Years ago, I started working with a company just as a private equity firm bought it.
Based on the downward trajectory of the clients category, a bleak revenue outlook and struggling EBITDA, the firm overpaid by an order of magnitude. But they weren't there to cut costs, improve margins and flip it. Instead, they believed that the brand had enormous untapped potential for growth beyond its core business model, and the partners felt that when this future growth was considered, they'd bagged a bargain.
Over the next 12 months, acutely aware of the time pressures facing them and the promises they'd made to their own investors, the firm bombarded me and the company's venture team, who were tasked with unlocking this growth, with random links to consumer research, half-baked ideas for new products and services and startup pitch decks. The emails, texts and calls became so frequent that we had to appoint someone on the staff just to handle the messages, sift through them and summarise them for the team.
We spent that year serving our new paymasters by looking through hundreds of trend reports, assessing dozens of erratic ideas and sitting through dozens of aimless startup meetings.
We achieved nothing, and as a team, we were:
- Directionless: Inundated with so many potential growth ideas, we went down incalculable rabbit holes trying to explore them all.
- Overwhelmed: We spent more time managing the private equity firm and other senior stakeholders than what we'd been hired to do.
- Thinly Spread: We were a small team of twelve (3x entrepreneurs in residence, 3x researchers, 3x designers and 3x engineers), and we simply couldn't do a good job of everything being thrown at us.
We knew something had to change for the good of the team, the investment the PE firm had made, and the business at large. We needed a coherent narrative for where growth was likely to come from, a plan for directing limited financial and human capital to the right areas and guardrails around where we would and wouldn't spend our time.
Being investors, we knew they'd be familiar with the concept of an investment thesis - they had one that specified the types of companies and markets they invested in. Surely we needed one to determine the types of territories, opportunities and ideas we'd invest time and money into?
So, we shut ourselves away for a week before a scheduled meeting with them to develop what later became known as our Growth Thesis.
- On Monday, we mapped the company's business model as it existed today to understand which revenue streams were in decline.
- On Tuesday, we did a deep dive into the market trends, industry forces and economic shifts driving this disruption.
- On Wednesday, we synthesised the trends, forces and shifts we'd identified into concise, single-sentence problem statements that everyone could understand.
- On Thursday, we prioritised three of the 20 statements and turned them into growth territories based on their imminence, our ability to play and potential payback periods.
- On Friday, we used those territories to create our growth thesis, a strategy that set out which growth territories we would invest in and a plan for identifying, developing and validating relevant new propositions.
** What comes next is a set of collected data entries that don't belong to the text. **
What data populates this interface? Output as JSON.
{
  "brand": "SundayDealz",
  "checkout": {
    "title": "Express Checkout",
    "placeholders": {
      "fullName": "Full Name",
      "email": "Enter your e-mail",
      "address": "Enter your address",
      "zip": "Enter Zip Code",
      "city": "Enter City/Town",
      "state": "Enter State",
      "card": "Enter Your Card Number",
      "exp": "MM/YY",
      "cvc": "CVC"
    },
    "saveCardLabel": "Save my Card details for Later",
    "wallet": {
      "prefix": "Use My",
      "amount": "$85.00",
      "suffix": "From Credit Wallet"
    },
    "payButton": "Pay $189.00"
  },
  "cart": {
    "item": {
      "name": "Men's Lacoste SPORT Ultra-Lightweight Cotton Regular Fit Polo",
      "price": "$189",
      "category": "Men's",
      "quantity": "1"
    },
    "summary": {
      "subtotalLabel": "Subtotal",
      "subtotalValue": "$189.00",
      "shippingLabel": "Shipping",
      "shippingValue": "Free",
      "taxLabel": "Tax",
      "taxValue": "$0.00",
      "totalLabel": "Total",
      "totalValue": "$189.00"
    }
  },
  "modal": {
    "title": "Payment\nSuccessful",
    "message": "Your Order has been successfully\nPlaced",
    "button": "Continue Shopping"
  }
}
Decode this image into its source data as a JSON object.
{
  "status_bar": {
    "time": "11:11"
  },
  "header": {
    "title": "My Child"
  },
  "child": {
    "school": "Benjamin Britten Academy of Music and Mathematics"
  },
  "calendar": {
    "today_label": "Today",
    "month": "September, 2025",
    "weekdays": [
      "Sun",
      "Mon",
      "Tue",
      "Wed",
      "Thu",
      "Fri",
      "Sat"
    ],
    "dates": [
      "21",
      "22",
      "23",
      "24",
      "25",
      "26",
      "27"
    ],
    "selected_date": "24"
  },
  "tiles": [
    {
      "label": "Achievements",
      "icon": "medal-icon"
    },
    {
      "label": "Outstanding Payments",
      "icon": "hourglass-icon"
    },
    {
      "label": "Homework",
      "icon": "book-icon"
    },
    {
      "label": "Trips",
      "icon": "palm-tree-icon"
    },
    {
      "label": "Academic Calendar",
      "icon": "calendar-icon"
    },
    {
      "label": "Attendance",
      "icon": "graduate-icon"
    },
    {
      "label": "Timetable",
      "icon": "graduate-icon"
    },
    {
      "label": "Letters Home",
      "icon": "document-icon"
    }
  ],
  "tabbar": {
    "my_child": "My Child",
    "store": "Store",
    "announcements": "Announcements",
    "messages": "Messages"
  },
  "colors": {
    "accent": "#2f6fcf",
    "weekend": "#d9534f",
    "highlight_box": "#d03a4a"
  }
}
The following Monday, we came back to the usual inboxes full of trend reports, ideas from the firm's partners and more press clippings on interesting startups - but we also came back with a renewed sense of focus, purpose and calm, and we walked them through:
- Where the business is today
- Which parts of the company are in decay
- Which emerging trends, technology and customer jobs are driving this decline
- What that meant in terms of threats, opportunities and competitive arenas
- How we felt the business could best capitalise on these shifts
- Our three territories of focus
- A vision for what the company would look like if we succeeded
They signed off the plan, and we reorganised our three teams so that they each focused on a single growth territory for the year.
Over the next 12 months, we identified 300+ new business, product and service opportunities, developed 100+ propositions and experimented with around 20 of them in the wild. We successfully validated and found product-market fit for 5 of them, and over the next three years, 2 of those propositions made up 20% of the company's revenues.
We still got the emails, calls and texts - but they were helpful now rather than distracting and aligned with the growth thesis we'd signed off together.
If your innovation efforts in 2023 have felt stop-start, random and haphazard - do yourself a favour - lock yourself away for a week before 2024 hits. Assess what's going around your business and develop your own growth thesis. You'll deploy precious financial and human capital more efficiently, leverage the assets of your core business more effectively and rally everyone who matters around what you're trying to achieve as a team.